Meyer v. Lemley

I am unable to concur in the views announced in the majority opinion, to the effect that appellant had a full, complete and adequate remedy by motion. When appellant learned of the facts constituting the basis of the relief sought by this proceeding, the judgment in the foreclosure action was already fully satisfied and discharged by a sale of the property. Under such circumstances, it had no remedy by motion, by force of the decision of this court in the case of Foster v. Hauswirth,5 Mont. 566, 6 P. 19, which was reaffirmed in the case of Green v. Wiederhold, 56 Mont. 237, 181 P. 981.

True, in the cases cited above, the defendant was the moving party; but, if section 9187 extends to those in whose favor judgment has been rendered, as well as to those against whom judgment has been entered, then it must so operate upon like terms and conditions and subject to the same limitations, one of which is that the remedy by motion is not available after the judgment has been satisfied. Also it is true that in theHauswirth Case the objection was one that went to the jurisdiction of the court to enter the judgment complained of, but such was not true in the Green Case, and neither was want of jurisdiction assigned as the reason for the conclusion in theHauswirth Case.

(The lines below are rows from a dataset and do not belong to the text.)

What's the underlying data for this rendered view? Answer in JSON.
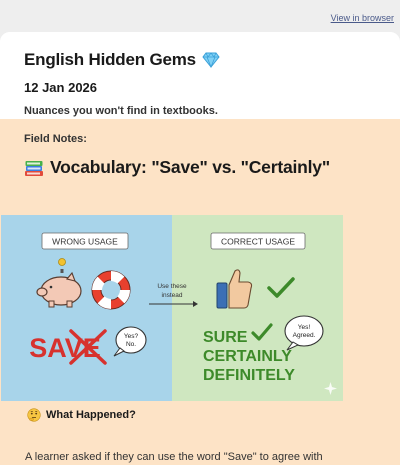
{
  "browser_link": "View in browser",
  "newsletter": {
    "name": "English Hidden Gems",
    "date": "12 Jan 2026",
    "tagline": "Nuances you won't find in textbooks."
  },
  "article": {
    "kicker": "Field Notes:",
    "title": "Vocabulary: \"Save\" vs. \"Certainly\"",
    "section_title": "What Happened?",
    "body_start": "A learner asked if they can use the word \"Save\" to agree with"
  },
  "illustration": {
    "wrong_label": "WRONG USAGE",
    "correct_label": "CORRECT USAGE",
    "arrow_label_1": "Use these",
    "arrow_label_2": "instead",
    "crossed_word": "SAVE",
    "wrong_bubble_1": "Yes?",
    "wrong_bubble_2": "No.",
    "right_bubble_1": "Yes!",
    "right_bubble_2": "Agreed.",
    "word_1": "SURE",
    "word_2": "CERTAINLY",
    "word_3": "DEFINITELY"
  },
  "colors": {
    "header_bg": "#ffffff",
    "body_bg": "#fde3c6",
    "wrong_panel": "#a8d4ea",
    "correct_panel": "#cfe7c0",
    "wrong_red": "#d7322e",
    "correct_green": "#3d8a2a"
  }
}
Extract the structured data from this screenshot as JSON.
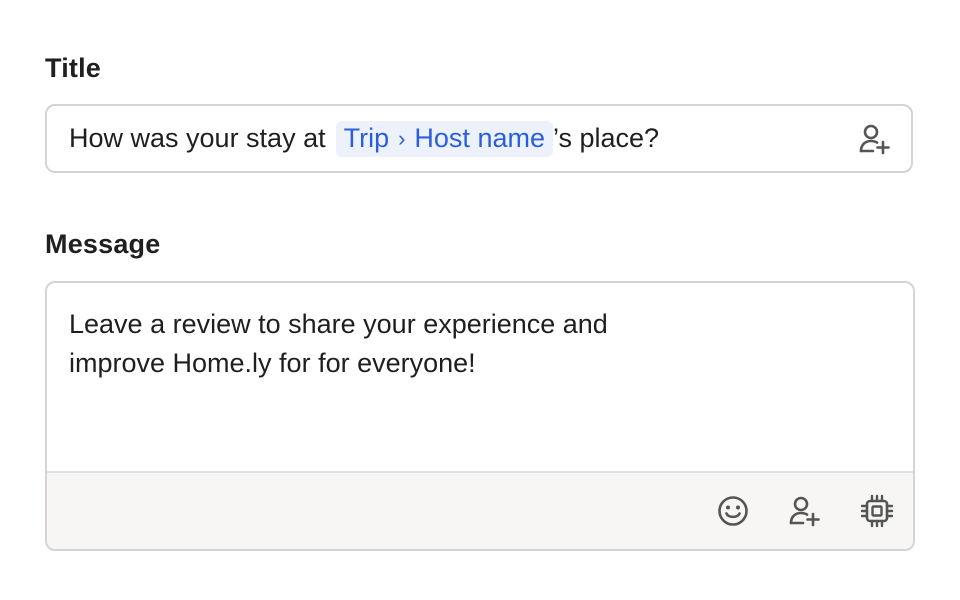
{
  "title_field": {
    "label": "Title",
    "text_before": "How was your stay at",
    "variable": {
      "parent": "Trip",
      "separator": "›",
      "child": "Host name"
    },
    "text_after": "’s place?",
    "icon": "person-add-icon"
  },
  "message_field": {
    "label": "Message",
    "value": "Leave a review to share your experience and\nimprove Home.ly for for everyone!",
    "toolbar": {
      "icons": [
        "emoji-icon",
        "person-add-icon",
        "chip-icon"
      ]
    }
  },
  "colors": {
    "chip_background": "#ecf1fb",
    "chip_text": "#2b5fd9",
    "border": "#d6d3d0",
    "toolbar_background": "#f7f6f4",
    "icon": "#555555"
  }
}
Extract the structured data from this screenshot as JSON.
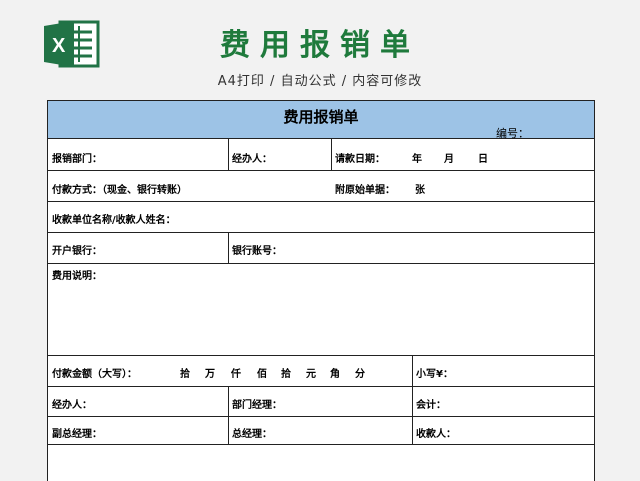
{
  "banner": {
    "title": "费用报销单",
    "subtitle": "A4打印 / 自动公式 / 内容可修改",
    "logo_icon": "excel-icon"
  },
  "form": {
    "title": "费用报销单",
    "serial_label": "编号：",
    "rows": {
      "dept_label": "报销部门：",
      "handler_label": "经办人：",
      "date_label": "请款日期：",
      "date_year": "年",
      "date_month": "月",
      "date_day": "日",
      "pay_method_label": "付款方式：（现金、银行转账）",
      "attachments_label": "附原始单据：",
      "attachments_unit": "张",
      "payee_label": "收款单位名称/收款人姓名：",
      "bank_label": "开户银行：",
      "account_label": "银行账号：",
      "desc_label": "费用说明：",
      "amount_label": "付款金额（大写）：",
      "amount_units": [
        "拾",
        "万",
        "仟",
        "佰",
        "拾",
        "元",
        "角",
        "分"
      ],
      "subtotal_label": "小写¥：",
      "handler2_label": "经办人：",
      "dept_manager_label": "部门经理：",
      "accountant_label": "会计：",
      "vice_gm_label": "副总经理：",
      "gm_label": "总经理：",
      "receiver_label": "收款人："
    }
  },
  "colors": {
    "header_fill": "#9dc3e6",
    "banner_green": "#1f7a3c",
    "excel_green": "#217346"
  }
}
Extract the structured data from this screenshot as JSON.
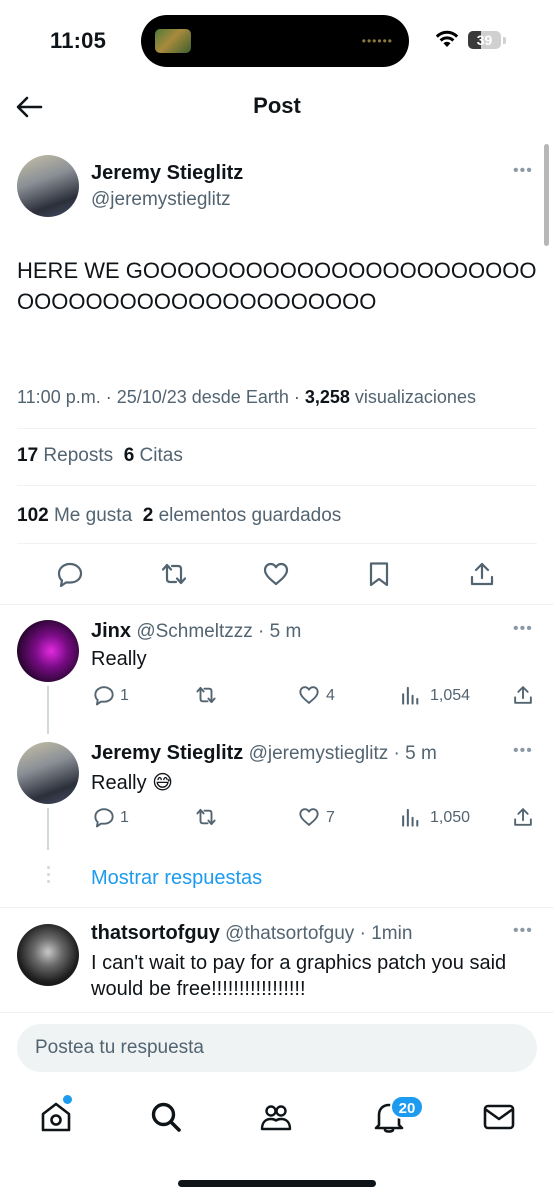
{
  "status_bar": {
    "time": "11:05",
    "battery": "39"
  },
  "header": {
    "title": "Post"
  },
  "post": {
    "author_name": "Jeremy Stieglitz",
    "author_handle": "@jeremystieglitz",
    "text": "HERE WE GOOOOOOOOOOOOOOOOOOOOOOOOOOOOOOOOOOOOOOOOOOOO",
    "meta_prefix": "11:00 p.m. · 25/10/23 desde Earth · ",
    "views_count": "3,258",
    "views_label": " visualizaciones",
    "reposts_count": "17",
    "reposts_label": "Reposts",
    "quotes_count": "6",
    "quotes_label": "Citas",
    "likes_count": "102",
    "likes_label": "Me gusta",
    "bookmarks_count": "2",
    "bookmarks_label": "elementos guardados"
  },
  "replies": [
    {
      "name": "Jinx",
      "handle": "@Schmeltzzz",
      "time": "· 5 m",
      "text": "Really",
      "replies": "1",
      "likes": "4",
      "views": "1,054"
    },
    {
      "name": "Jeremy Stieglitz",
      "handle": "@jeremystieglitz",
      "time": "· 5 m",
      "text": "Really 😅",
      "replies": "1",
      "likes": "7",
      "views": "1,050"
    },
    {
      "name": "thatsortofguy",
      "handle": "@thatsortofguy",
      "time": "· 1min",
      "text": "I can't wait to pay for a graphics patch you said would be free!!!!!!!!!!!!!!!!!"
    }
  ],
  "show_replies": "Mostrar respuestas",
  "composer": {
    "placeholder": "Postea tu respuesta"
  },
  "bottom_nav": {
    "notifications_badge": "20"
  },
  "colors": {
    "accent": "#1d9bf0",
    "text": "#0f1419",
    "muted": "#536471",
    "divider": "#eff3f4"
  },
  "icons": [
    "back-arrow-icon",
    "more-icon",
    "reply-icon",
    "repost-icon",
    "like-icon",
    "bookmark-icon",
    "share-icon",
    "views-icon",
    "home-icon",
    "search-icon",
    "communities-icon",
    "notifications-icon",
    "messages-icon"
  ]
}
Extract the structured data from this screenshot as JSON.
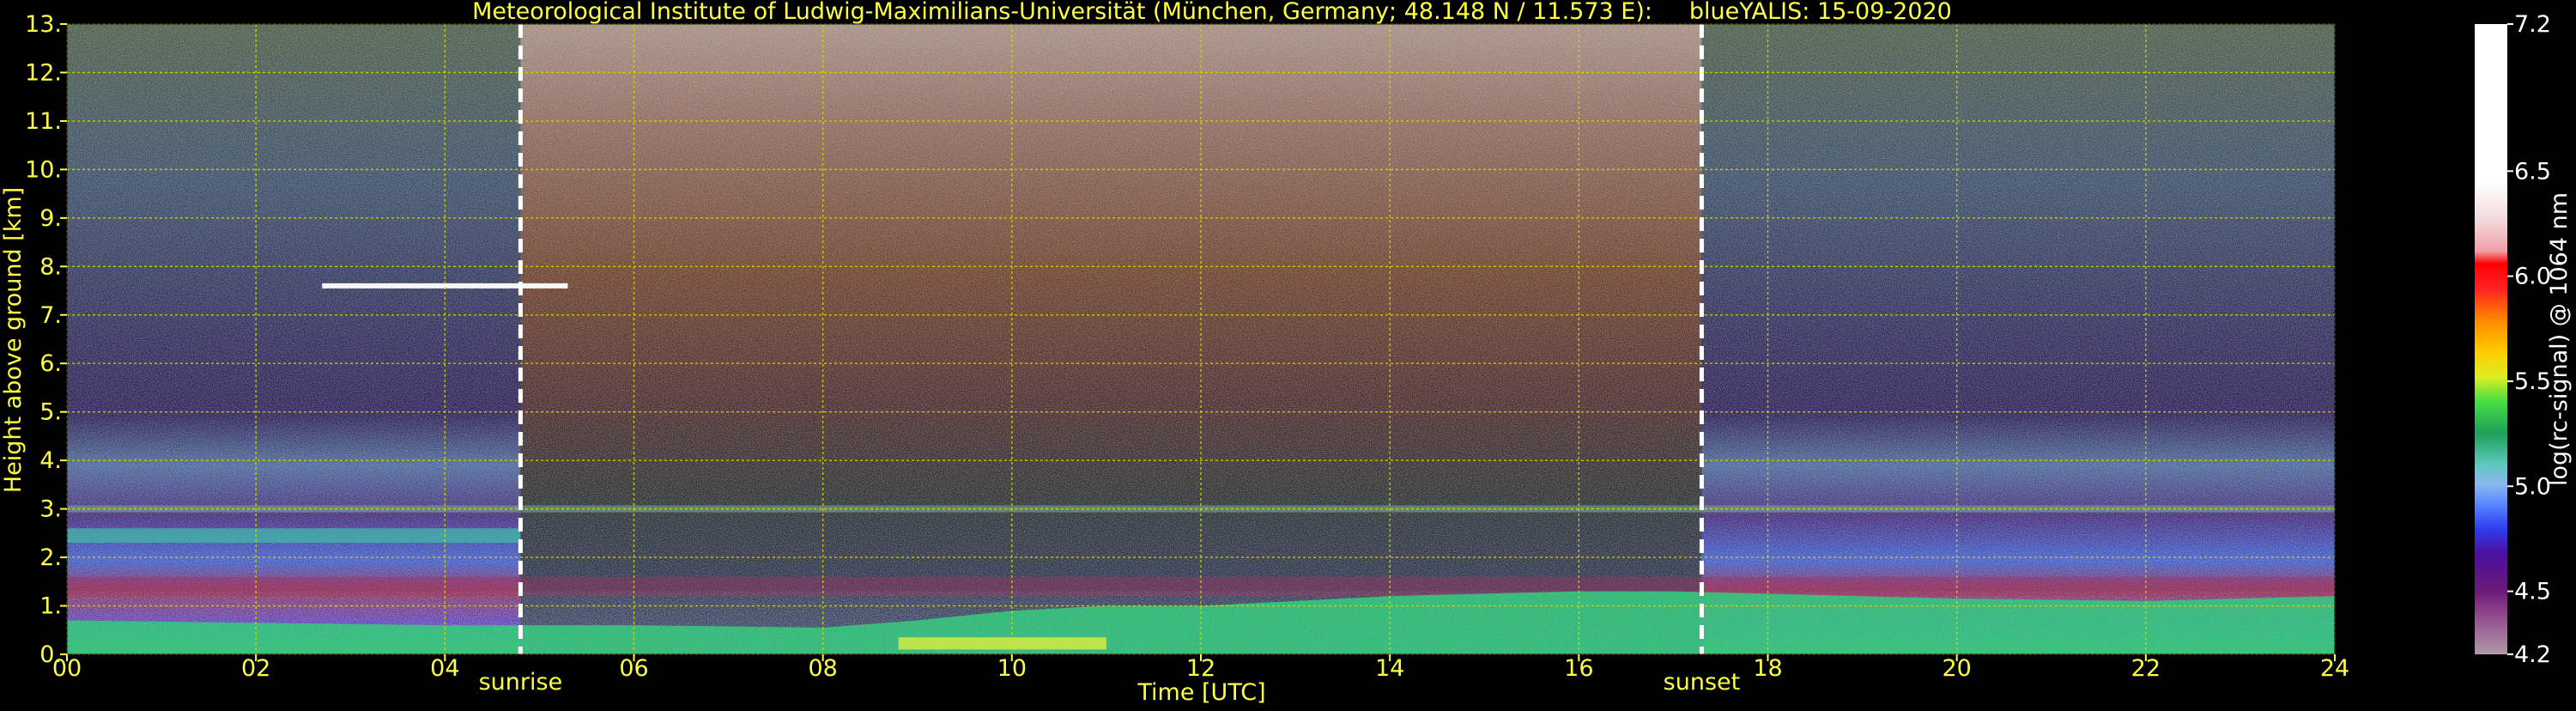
{
  "chart_data": {
    "type": "heatmap",
    "title": "Meteorological Institute of Ludwig-Maximilians-Universität (München, Germany; 48.148 N / 11.573 E):     blueYALIS: 15-09-2020",
    "xlabel": "Time [UTC]",
    "ylabel": "Height above ground [km]",
    "xlim": [
      0,
      24
    ],
    "ylim": [
      0,
      13
    ],
    "x_ticks": [
      "00",
      "02",
      "04",
      "06",
      "08",
      "10",
      "12",
      "14",
      "16",
      "18",
      "20",
      "22",
      "24"
    ],
    "y_ticks": [
      "0.",
      "1.",
      "2.",
      "3.",
      "4.",
      "5.",
      "6.",
      "7.",
      "8.",
      "9.",
      "10.",
      "11.",
      "12.",
      "13."
    ],
    "grid": true,
    "annotations": [
      {
        "text": "sunrise",
        "x": 4.8
      },
      {
        "text": "sunset",
        "x": 17.3
      }
    ],
    "colorbar": {
      "label": "log(rc-signal) @ 1064 nm",
      "range": [
        4.2,
        7.2
      ],
      "tick_labels": [
        "4.2",
        "4.5",
        "5.0",
        "5.5",
        "6.0",
        "6.5",
        "7.2"
      ],
      "tick_values": [
        4.2,
        4.5,
        5.0,
        5.5,
        6.0,
        6.5,
        7.2
      ]
    },
    "features": {
      "noisy_daytime_interval": [
        4.8,
        17.3
      ],
      "cirrus_layer": {
        "x_range": [
          2.7,
          5.3
        ],
        "height_km": 7.6
      },
      "residual_layer": {
        "height_km": 3.0
      },
      "boundary_layer_top_km": [
        [
          0,
          0.7
        ],
        [
          4,
          0.6
        ],
        [
          6,
          0.6
        ],
        [
          8,
          0.55
        ],
        [
          9,
          0.7
        ],
        [
          10,
          0.9
        ],
        [
          11,
          1.0
        ],
        [
          12,
          1.0
        ],
        [
          13,
          1.1
        ],
        [
          14,
          1.2
        ],
        [
          15,
          1.25
        ],
        [
          16,
          1.3
        ],
        [
          17,
          1.3
        ],
        [
          18,
          1.25
        ],
        [
          20,
          1.15
        ],
        [
          22,
          1.1
        ],
        [
          24,
          1.2
        ]
      ]
    },
    "colors": {
      "axis_text": "#ffff44",
      "grid": "#d8d800",
      "background": "#000000",
      "colorbar_text": "#ffffff"
    }
  }
}
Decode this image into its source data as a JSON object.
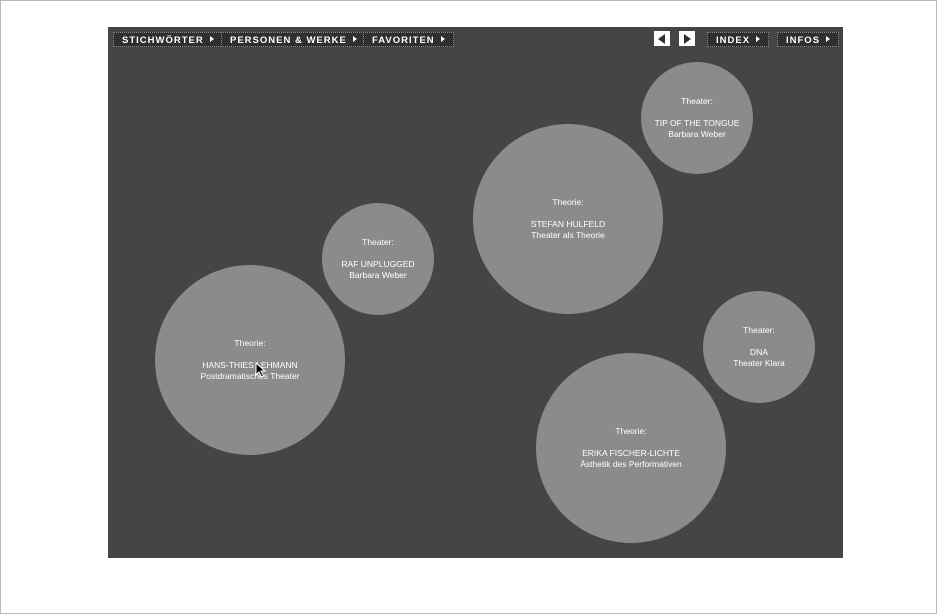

The reason assigned was that the judgment had been satisfied. There was no right of any third party involved in the Hauswirth Case. There, as here, the plaintiff had become the purchaser of the property at the execution sale, and this fact alone is what the court referred to in its opinion, wherein it said: "The rights of third persons have intervened, or, at least, additional rights have been created thereby."

In my opinion, also, no part of the opinion in the GreenCase may properly be characterized as obiter dictum. The court, after giving one reason why the action of the lower court, in granting the motion to set aside the judgment, could not be sustained, said: "There is still another ample reason why the action of the court below can[not] be sustained. Upon the judgment rendered and entered October 13, 1916, *Page 99 a writ of execution was issued, delivered to the sheriff, and by him returned, showing complete satisfaction of the judgment. The matter had therefore passed beyond the jurisdiction of the court in this proceeding." When more than one reason is assigned by an appellate court for sustaining or overruling the action of the lower court, both become the judgment and decision of the court, and neither is dictum. As was pertinently observed by Mr. Justice Brewer, speaking for the United States supreme court inUnion P. R. Co. v. Mason City etc. R. Co., 199 U.S. 160,50 L. Ed. 134, 26 Sup. Ct. Rep. 19, 20: "Of course, where there are two grounds, upon either of which the judgment of the trial court can be rested, and the appellate court sustains both, the ruling on neither is obiter, but each is the judgment of the court, and of equal validity with the other. Whenever a question fairly arises in the course of a trial, and there is a distinct decision of that question, the ruling of the court in respect thereto can, in no just sense, be called mere dictum."

The above decisions of this court, whether right or wrong (and that is a question not here involved), constituted the law of this state at the time of the discovery of the facts relied upon here, and at the time the cross-complaint in this action was filed.

Since appellant had no remedy by motion, in view of these decisions, it is my opinion that the remedy invoked by appellant in the cross-complaint is available, and that the cause should be considered on its merits.

I express no opinion whether the judgment should be affirmed on the merits, since that question has not been considered in the majority opinion.